The most recent report published in the December issue of Pediatrics was actually a long-term follow-up. A team of Colombian researchers found that the positive effects of kangaroo care for those young infants were still present 20 years later.

Upon reevaluation, the participants, now young adults, exhibited less aggressive drive and were less impulsive and hyperactive than the preterm babies who received traditional care, according to the report. The babies who received more skin-to-skin contact also exhibited less antisocial behavior, which could be associated with separation from the mother at birth.

Kangaroo care also motivated families to become more child-oriented, the team found.

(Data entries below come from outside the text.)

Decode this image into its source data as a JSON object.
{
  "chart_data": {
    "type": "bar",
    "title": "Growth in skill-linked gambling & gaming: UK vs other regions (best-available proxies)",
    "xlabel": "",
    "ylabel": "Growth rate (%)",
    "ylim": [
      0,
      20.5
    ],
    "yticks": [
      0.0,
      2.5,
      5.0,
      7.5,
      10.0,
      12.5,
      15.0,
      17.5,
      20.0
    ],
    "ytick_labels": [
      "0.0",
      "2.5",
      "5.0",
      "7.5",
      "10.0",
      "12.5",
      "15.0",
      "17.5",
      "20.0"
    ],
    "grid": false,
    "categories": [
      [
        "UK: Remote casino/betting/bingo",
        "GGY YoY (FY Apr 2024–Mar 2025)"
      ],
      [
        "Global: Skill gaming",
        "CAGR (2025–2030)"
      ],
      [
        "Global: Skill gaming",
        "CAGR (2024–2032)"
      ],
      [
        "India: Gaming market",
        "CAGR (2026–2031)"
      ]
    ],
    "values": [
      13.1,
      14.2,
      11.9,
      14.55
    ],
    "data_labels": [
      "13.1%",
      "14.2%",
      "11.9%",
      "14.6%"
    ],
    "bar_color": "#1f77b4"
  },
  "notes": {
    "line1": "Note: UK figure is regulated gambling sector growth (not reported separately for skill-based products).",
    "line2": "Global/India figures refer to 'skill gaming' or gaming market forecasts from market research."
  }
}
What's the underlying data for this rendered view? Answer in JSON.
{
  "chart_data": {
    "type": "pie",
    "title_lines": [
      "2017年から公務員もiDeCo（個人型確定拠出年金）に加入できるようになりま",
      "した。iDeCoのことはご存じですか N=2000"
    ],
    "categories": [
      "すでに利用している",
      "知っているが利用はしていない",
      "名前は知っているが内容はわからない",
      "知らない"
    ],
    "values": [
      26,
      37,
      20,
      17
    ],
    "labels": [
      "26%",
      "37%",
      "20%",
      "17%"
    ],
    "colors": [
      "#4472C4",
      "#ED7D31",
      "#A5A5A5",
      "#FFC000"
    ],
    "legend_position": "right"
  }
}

“(Kangaroo care) clearly make the world a better place for babies and families,” the study said. “We hypothesize that the results would be even more significant if kangaroo care was introduced as soon as the infant could tolerate it, even in ICUs.”

Dr. White said the new home for Memorial Children’s Hospital will help foster kangaroo care by making it much easier for NICU families to stay with their babies for extended periods.

The new NICU will be very unique in that it will not separate the mother from the baby even in the first few days of life, which is probably the most crucial stage of development, Dr. White said. Memorial Children’s Hospital remains on target to open in March.

“All of our units in the past have had space only for babies and not their mothers until they were discharged,” Dr. White said. “Previous research has shown that providing private rooms increases the likelihood that families will stay and use that time to hold their babies more.”